Le gouvernement a démarré une seconde série de réinstallations de villages afin de pouvoir accueillir le barrage hydroélectrique de Souapiti, programme qui en tout devrait conduire au déplacement de 16 000 personnes. Plus de 10 000 personnes déplacées en 2019 n’ont toujours pas reçu d’autres terres agraires ou une aide pour trouver de nouveaux moyens de subsistance et elles peinent à accéder à une nourriture adéquate et à d’autres produits de première nécessité.

Principaux acteurs internationaux

Le 2 octobre, la Communauté économique des États de l’Afrique de l’Ouest (CEDEAO), l’Union africaine et les Nations Unies ont demandé aux forces de sécurité guinéennes d’« éviter le recours excessif à la force » pendant l’élection présidentielle et exhorté les autorités à sécuriser le scrutin dans le « respect des droits humains ». L’Union européenne et les États-Unis ont condamné la violence et les meurtres qui se sont produits pendant les élections de mars et appelé au respect de la liberté de rassemblement à l’approche de la présidentielle.
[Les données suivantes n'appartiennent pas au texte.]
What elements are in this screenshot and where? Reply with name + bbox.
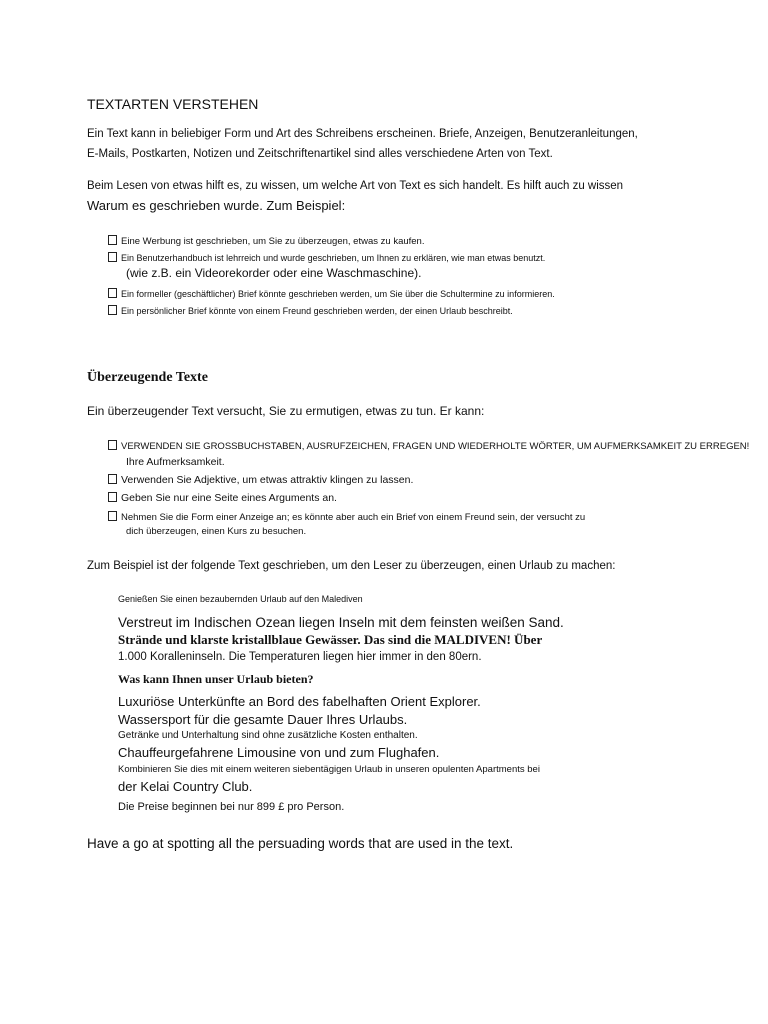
ad-headline: Genießen Sie einen bezaubernden Urlaub auf den Malediven: [118, 594, 363, 604]
page-title: TEXTARTEN VERSTEHEN: [87, 96, 259, 112]
list-item-text: Ein Benutzerhandbuch ist lehrreich und wurde geschrieben, um Ihnen zu erklären, wie man etwas benutzt.: [121, 253, 546, 263]
ad-line: Kombinieren Sie dies mit einem weiteren siebentägigen Urlaub in unseren opulenten Apartments bei: [118, 764, 540, 775]
example-item-formal-letter: [108, 288, 555, 299]
ad-line: Luxuriöse Unterkünfte an Bord des fabelhaften Orient Explorer.: [118, 694, 481, 709]
ad-line: der Kelai Country Club.: [118, 779, 253, 794]
persuasive-intro: Ein überzeugender Text versucht, Sie zu ermutigen, etwas zu tun. Er kann:: [87, 404, 485, 418]
ad-line: 1.000 Koralleninseln. Die Temperaturen liegen hier immer in den 80ern.: [118, 651, 482, 663]
example-item-advert: [108, 235, 424, 247]
ad-line: Wassersport für die gesamte Dauer Ihres Urlaubs.: [118, 712, 408, 727]
persuasive-item-one-side: [108, 492, 337, 504]
checkbox-bullet-icon: [108, 511, 117, 521]
example-item-manual: [108, 252, 545, 263]
intro-paragraph-1-line-1: Ein Text kann in beliebiger Form und Art des Schreibens erscheinen. Briefe, Anzeigen, Benutzeranleitungen,: [87, 128, 638, 140]
persuasive-item-capitals-continuation: Ihre Aufmerksamkeit.: [126, 456, 225, 468]
persuasive-item-adjectives: [108, 474, 413, 486]
list-item-text: Ein formeller (geschäftlicher) Brief könnte geschrieben werden, um Sie über die Schultermine zu informieren.: [121, 289, 555, 299]
checkbox-bullet-icon: [108, 252, 117, 262]
example-item-personal-letter: [108, 305, 513, 316]
intro-paragraph-1-line-2: E-Mails, Postkarten, Notizen und Zeitschriftenartikel sind alles verschiedene Arten von Text.: [87, 148, 553, 160]
ad-line: Chauffeurgefahrene Limousine von und zum Flughafen.: [118, 745, 440, 760]
intro-paragraph-2-line-1: Beim Lesen von etwas hilft es, zu wissen, um welche Art von Text es sich handelt. Es hilft auch zu wissen: [87, 180, 624, 192]
example-intro: Zum Beispiel ist der folgende Text geschrieben, um den Leser zu überzeugen, einen Urlaub zu machen:: [87, 560, 616, 572]
ad-line: Strände und klarste kristallblaue Gewässer. Das sind die MALDIVEN! Über: [118, 632, 543, 647]
ad-subheading: Was kann Ihnen unser Urlaub bieten?: [118, 672, 314, 686]
checkbox-bullet-icon: [108, 492, 117, 502]
checkbox-bullet-icon: [108, 440, 117, 450]
intro-paragraph-2-line-2: Warum es geschrieben wurde. Zum Beispiel:: [87, 198, 346, 213]
checkbox-bullet-icon: [108, 288, 117, 298]
list-item-text: Verwenden Sie Adjektive, um etwas attraktiv klingen zu lassen.: [121, 474, 414, 486]
persuasive-item-advert-form-continuation: dich überzeugen, einen Kurs zu besuchen.: [126, 526, 307, 537]
list-item-text: VERWENDEN SIE GROSSBUCHSTABEN, AUSRUFZEICHEN, FRAGEN UND WIEDERHOLTE WÖRTER, UM AUFMERKSAMKEIT ZU ERREGEN!: [121, 441, 750, 452]
ad-price: Die Preise beginnen bei nur 899 £ pro Person.: [118, 801, 345, 813]
checkbox-bullet-icon: [108, 474, 117, 484]
checkbox-bullet-icon: [108, 305, 117, 315]
closing-instruction: Have a go at spotting all the persuading words that are used in the text.: [87, 836, 514, 851]
ad-line: Getränke und Unterhaltung sind ohne zusätzliche Kosten enthalten.: [118, 730, 418, 741]
list-item-text: Geben Sie nur eine Seite eines Arguments an.: [121, 492, 337, 504]
example-item-manual-continuation: (wie z.B. ein Videorekorder oder eine Waschmaschine).: [126, 266, 422, 280]
list-item-text: Nehmen Sie die Form einer Anzeige an; es könnte aber auch ein Brief von einem Freund sein, der versucht zu: [121, 512, 586, 523]
persuasive-item-capitals: [108, 440, 749, 452]
checkbox-bullet-icon: [108, 235, 117, 245]
persuasive-heading: Überzeugende Texte: [87, 370, 208, 385]
ad-line: Verstreut im Indischen Ozean liegen Inseln mit dem feinsten weißen Sand.: [118, 615, 564, 630]
list-item-text: Eine Werbung ist geschrieben, um Sie zu überzeugen, etwas zu kaufen.: [121, 236, 425, 247]
persuasive-item-advert-form: [108, 511, 585, 523]
list-item-text: Ein persönlicher Brief könnte von einem Freund geschrieben werden, der einen Urlaub beschreibt.: [121, 306, 513, 316]
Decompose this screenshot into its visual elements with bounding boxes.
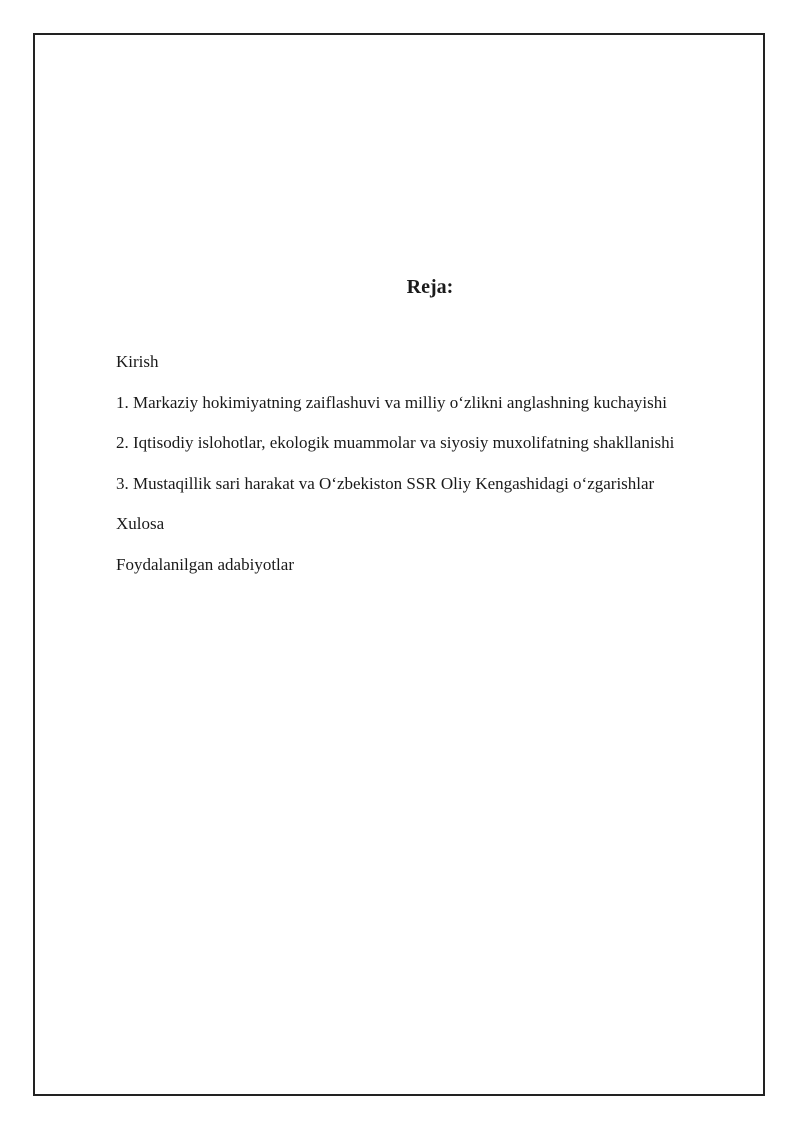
toc-item-3: 3. Mustaqillik sari harakat va O‘zbekiston SSR Oliy Kengashidagi o‘zgarishlar	[116, 473, 655, 493]
toc-item-adabiyotlar: Foydalanilgan adabiyotlar	[116, 554, 294, 574]
toc-item-xulosa: Xulosa	[116, 514, 165, 533]
toc-item-2: 2. Iqtisodiy islohotlar, ekologik muammolar va siyosiy muxolifatning shakllanishi	[116, 433, 675, 452]
toc-item-1: 1. Markaziy hokimiyatning zaiflashuvi va milliy o‘zlikni anglashning kuchayishi	[116, 392, 667, 412]
page-title: Reja:	[406, 276, 454, 298]
toc-item-kirish: Kirish	[116, 352, 159, 371]
table-of-contents	[116, 350, 674, 593]
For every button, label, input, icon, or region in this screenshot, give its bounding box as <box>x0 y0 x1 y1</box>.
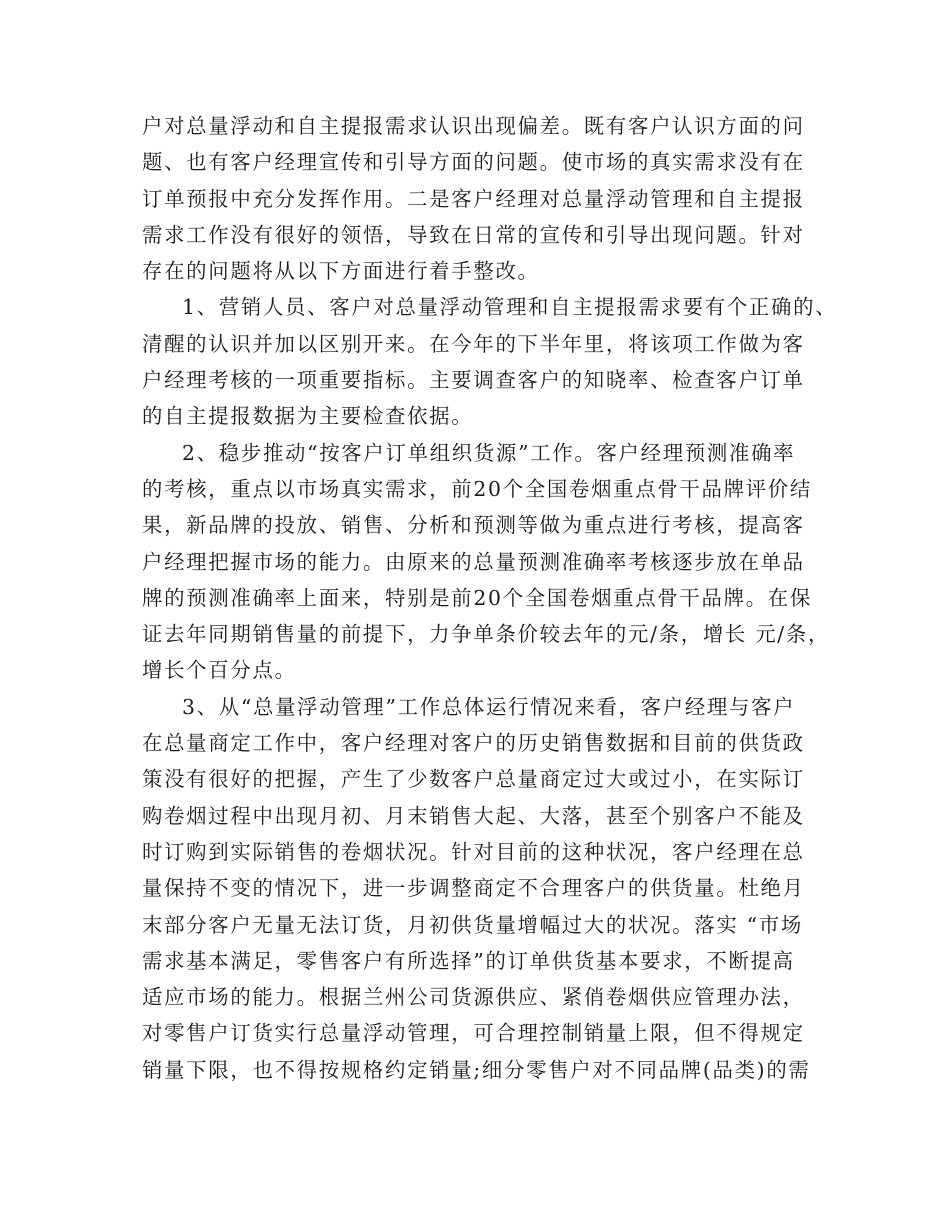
text-line: 的自主提报数据为主要检查依据。 <box>142 404 474 429</box>
text-line: 时订购到实际销售的卷烟状况。针对目前的这种状况，客户经理在总 <box>142 839 805 864</box>
text-line: 策没有很好的把握，产生了少数客户总量商定过大或过小，在实际订 <box>142 767 805 792</box>
text-line: 1、营销人员、客户对总量浮动管理和自主提报需求要有个正确的、 <box>182 295 838 320</box>
text-line: 2、稳步推动“按客户订单组织货源”工作。客户经理预测准确率 <box>182 440 796 465</box>
text-line: 增长个百分点。 <box>142 658 297 683</box>
text-line: 题、也有客户经理宣传和引导方面的问题。使市场的真实需求没有在 <box>142 150 805 175</box>
text-line: 清醒的认识并加以区别开来。在今年的下半年里，将该项工作做为客 <box>142 331 805 356</box>
text-line: 订单预报中充分发挥作用。二是客户经理对总量浮动管理和自主提报 <box>142 186 805 211</box>
text-line: 户经理把握市场的能力。由原来的总量预测准确率考核逐步放在单品 <box>142 549 805 574</box>
text-line: 在总量商定工作中，客户经理对客户的历史销售数据和目前的供货政 <box>142 731 805 756</box>
text-line: 证去年同期销售量的前提下，力争单条价较去年的元/条，增长 元/条， <box>142 622 831 647</box>
text-line: 户经理考核的一项重要指标。主要调查客户的知晓率、检查客户订单 <box>142 368 805 393</box>
text-line: 的考核，重点以市场真实需求，前20个全国卷烟重点骨干品牌评价结 <box>142 476 812 501</box>
text-line: 3、从“总量浮动管理”工作总体运行情况来看，客户经理与客户 <box>182 694 796 719</box>
text-line: 销量下限，也不得按规格约定销量;细分零售户对不同品牌(品类)的需 <box>142 1057 811 1082</box>
text-line: 户对总量浮动和自主提报需求认识出现偏差。既有客户认识方面的问 <box>142 114 805 138</box>
text-line: 量保持不变的情况下，进一步调整商定不合理客户的供货量。杜绝月 <box>142 876 805 901</box>
document-body <box>142 108 838 1088</box>
text-line: 存在的问题将从以下方面进行着手整改。 <box>142 259 540 284</box>
text-line: 适应市场的能力。根据兰州公司货源供应、紧俏卷烟供应管理办法， <box>142 985 805 1010</box>
text-line: 对零售户订货实行总量浮动管理，可合理控制销量上限，但不得规定 <box>142 1021 805 1046</box>
text-line: 需求基本满足，零售客户有所选择”的订单供货基本要求，不断提高 <box>142 948 795 973</box>
text-line: 需求工作没有很好的领悟，导致在日常的宣传和引导出现问题。针对 <box>142 222 805 247</box>
text-line: 牌的预测准确率上面来，特别是前20个全国卷烟重点骨干品牌。在保 <box>142 585 812 610</box>
text-line: 末部分客户无量无法订货，月初供货量增幅过大的状况。落实 “市场 <box>142 912 803 937</box>
text-line: 果，新品牌的投放、销售、分析和预测等做为重点进行考核，提高客 <box>142 513 805 538</box>
text-line: 购卷烟过程中出现月初、月末销售大起、大落，甚至个别客户不能及 <box>142 803 805 828</box>
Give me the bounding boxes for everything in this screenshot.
Le 9 octobre, la Procureure de la Cour pénale internationale a condamné les « propos incendiaires » qui ont contribué à « exacerber les tensions ethniques » à la veille de l’élection présidentielle. Elle a également réclamé l’organisation rapide d’un procès relatif au massacre du stade de septembre 2009. Le 25 septembre, l’UE, lest États-Unis et la France ont également demandé à la Guinée de « tenir un procès dans les plus brefs délais » pour ce massacre.